Kamase-masea ini mengandung tiga prinsip. Pertama, perbuatan manusia di dunia akan mempengaruhi kehidupannya di akhirat. Kedua, setiap orang harus mengerahkan unsur dirinya, jasmani maupun rohani, kepada nasihat, petuah, dan petunjuk Yang Mahakuasa untuk mendapatkan kedudukan yang baik di sisi Tuhan. Dan ketiga, paham kehidupan materialistis di dunia dapat berakibat buruk dalam kehidupan manusia.

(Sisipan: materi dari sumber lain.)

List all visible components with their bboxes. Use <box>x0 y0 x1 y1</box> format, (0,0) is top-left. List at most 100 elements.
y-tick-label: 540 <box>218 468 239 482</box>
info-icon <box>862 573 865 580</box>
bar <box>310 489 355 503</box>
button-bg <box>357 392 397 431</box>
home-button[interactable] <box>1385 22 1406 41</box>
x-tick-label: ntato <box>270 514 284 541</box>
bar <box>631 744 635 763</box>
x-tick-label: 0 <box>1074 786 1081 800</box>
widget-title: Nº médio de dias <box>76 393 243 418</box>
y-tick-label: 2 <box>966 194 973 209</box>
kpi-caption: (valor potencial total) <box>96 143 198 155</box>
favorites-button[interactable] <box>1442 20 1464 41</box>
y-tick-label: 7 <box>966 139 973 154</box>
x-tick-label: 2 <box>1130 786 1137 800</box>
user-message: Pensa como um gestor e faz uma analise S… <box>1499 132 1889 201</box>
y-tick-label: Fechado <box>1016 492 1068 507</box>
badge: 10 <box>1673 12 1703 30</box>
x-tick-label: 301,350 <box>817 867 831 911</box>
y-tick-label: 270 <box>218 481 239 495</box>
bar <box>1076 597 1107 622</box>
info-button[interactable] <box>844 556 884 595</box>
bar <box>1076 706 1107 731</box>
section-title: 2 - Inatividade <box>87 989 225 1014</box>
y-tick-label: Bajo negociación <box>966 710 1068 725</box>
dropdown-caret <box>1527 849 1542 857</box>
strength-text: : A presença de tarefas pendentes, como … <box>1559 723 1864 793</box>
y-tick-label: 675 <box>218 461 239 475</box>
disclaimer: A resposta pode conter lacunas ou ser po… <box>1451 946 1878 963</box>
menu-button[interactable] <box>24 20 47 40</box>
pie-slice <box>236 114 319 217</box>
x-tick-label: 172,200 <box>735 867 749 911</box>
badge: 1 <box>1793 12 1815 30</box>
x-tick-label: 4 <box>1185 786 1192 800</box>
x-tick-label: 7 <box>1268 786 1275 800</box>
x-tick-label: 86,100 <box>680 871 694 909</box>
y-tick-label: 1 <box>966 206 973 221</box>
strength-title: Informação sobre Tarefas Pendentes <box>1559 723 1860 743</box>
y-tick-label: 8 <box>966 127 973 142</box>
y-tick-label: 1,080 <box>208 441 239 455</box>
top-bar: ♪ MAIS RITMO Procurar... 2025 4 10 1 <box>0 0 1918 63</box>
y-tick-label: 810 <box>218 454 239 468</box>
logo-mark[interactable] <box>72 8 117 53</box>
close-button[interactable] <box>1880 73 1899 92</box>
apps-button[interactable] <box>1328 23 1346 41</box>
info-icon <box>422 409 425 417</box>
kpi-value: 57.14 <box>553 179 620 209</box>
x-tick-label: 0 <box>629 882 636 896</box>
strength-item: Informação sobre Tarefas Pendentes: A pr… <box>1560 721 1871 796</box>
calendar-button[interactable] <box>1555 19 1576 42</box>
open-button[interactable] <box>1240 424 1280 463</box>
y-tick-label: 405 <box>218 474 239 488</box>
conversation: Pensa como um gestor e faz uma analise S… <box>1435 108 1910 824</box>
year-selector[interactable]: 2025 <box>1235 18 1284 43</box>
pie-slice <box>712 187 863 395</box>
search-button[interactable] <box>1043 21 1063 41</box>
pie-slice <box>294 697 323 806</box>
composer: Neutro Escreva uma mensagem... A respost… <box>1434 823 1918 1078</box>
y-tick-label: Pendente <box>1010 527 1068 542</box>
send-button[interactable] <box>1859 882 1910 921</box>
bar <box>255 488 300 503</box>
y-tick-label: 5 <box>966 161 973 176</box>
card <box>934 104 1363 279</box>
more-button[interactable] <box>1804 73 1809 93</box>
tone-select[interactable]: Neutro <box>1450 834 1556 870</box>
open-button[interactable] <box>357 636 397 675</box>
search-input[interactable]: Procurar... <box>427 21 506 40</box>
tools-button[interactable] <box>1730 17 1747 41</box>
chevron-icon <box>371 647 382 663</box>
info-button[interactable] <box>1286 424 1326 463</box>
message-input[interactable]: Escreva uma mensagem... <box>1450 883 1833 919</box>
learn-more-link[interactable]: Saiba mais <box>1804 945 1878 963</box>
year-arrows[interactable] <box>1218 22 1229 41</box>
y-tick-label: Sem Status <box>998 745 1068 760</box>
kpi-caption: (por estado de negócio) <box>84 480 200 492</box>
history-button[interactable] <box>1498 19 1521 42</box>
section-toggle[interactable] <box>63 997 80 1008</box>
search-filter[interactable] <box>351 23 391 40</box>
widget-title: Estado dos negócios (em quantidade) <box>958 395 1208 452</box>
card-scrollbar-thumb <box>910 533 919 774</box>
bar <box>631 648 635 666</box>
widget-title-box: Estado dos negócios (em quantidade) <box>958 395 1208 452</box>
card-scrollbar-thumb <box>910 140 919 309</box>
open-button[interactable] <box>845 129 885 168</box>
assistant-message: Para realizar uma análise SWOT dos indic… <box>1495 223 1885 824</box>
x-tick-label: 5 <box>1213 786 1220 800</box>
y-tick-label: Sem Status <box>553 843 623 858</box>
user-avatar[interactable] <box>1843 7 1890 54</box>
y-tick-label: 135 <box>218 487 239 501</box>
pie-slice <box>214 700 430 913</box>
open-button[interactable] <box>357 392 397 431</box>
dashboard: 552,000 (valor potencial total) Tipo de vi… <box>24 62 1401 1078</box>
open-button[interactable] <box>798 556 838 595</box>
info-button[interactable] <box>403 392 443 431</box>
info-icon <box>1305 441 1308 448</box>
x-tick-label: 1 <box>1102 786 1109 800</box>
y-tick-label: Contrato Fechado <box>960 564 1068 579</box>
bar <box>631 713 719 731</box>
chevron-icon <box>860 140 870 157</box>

Dengan prinsip kamase-masea ini, ungkap ammatoa, menuntun masyarakat adat Kajang untuk mengekang hawa nafsu, selalu bersikap jujur, tegas, sabar, rendah hati dan tidak melakukan perbuatan yang merugikan orang lain, termasuk merusak alam, dan cinta materi yang membinasakan diri dan orang lain.
Kendati dengan filosofi kamase-masea ini, mau tidak mau masyarakat adat Kajang tertinggal baik secara sosial, ekonomi, dan politik, tetapi di satu sisi justru menciptakan keselarasan, suasana kejiwaan yang bersahaja, hidup prihatin, serta menebar cinta kasih.
Setidaknya, filosofi itu dapat ditiru oleh masyarakat Indonesia, agar terhindar dari segala bencana dan kerusakan alam. Bukankah apa yang dialami bangsa dan negara ini adalah buah dari keserakahan manusia yang mengeksploitasi tanah dan hutan secara berlebihan?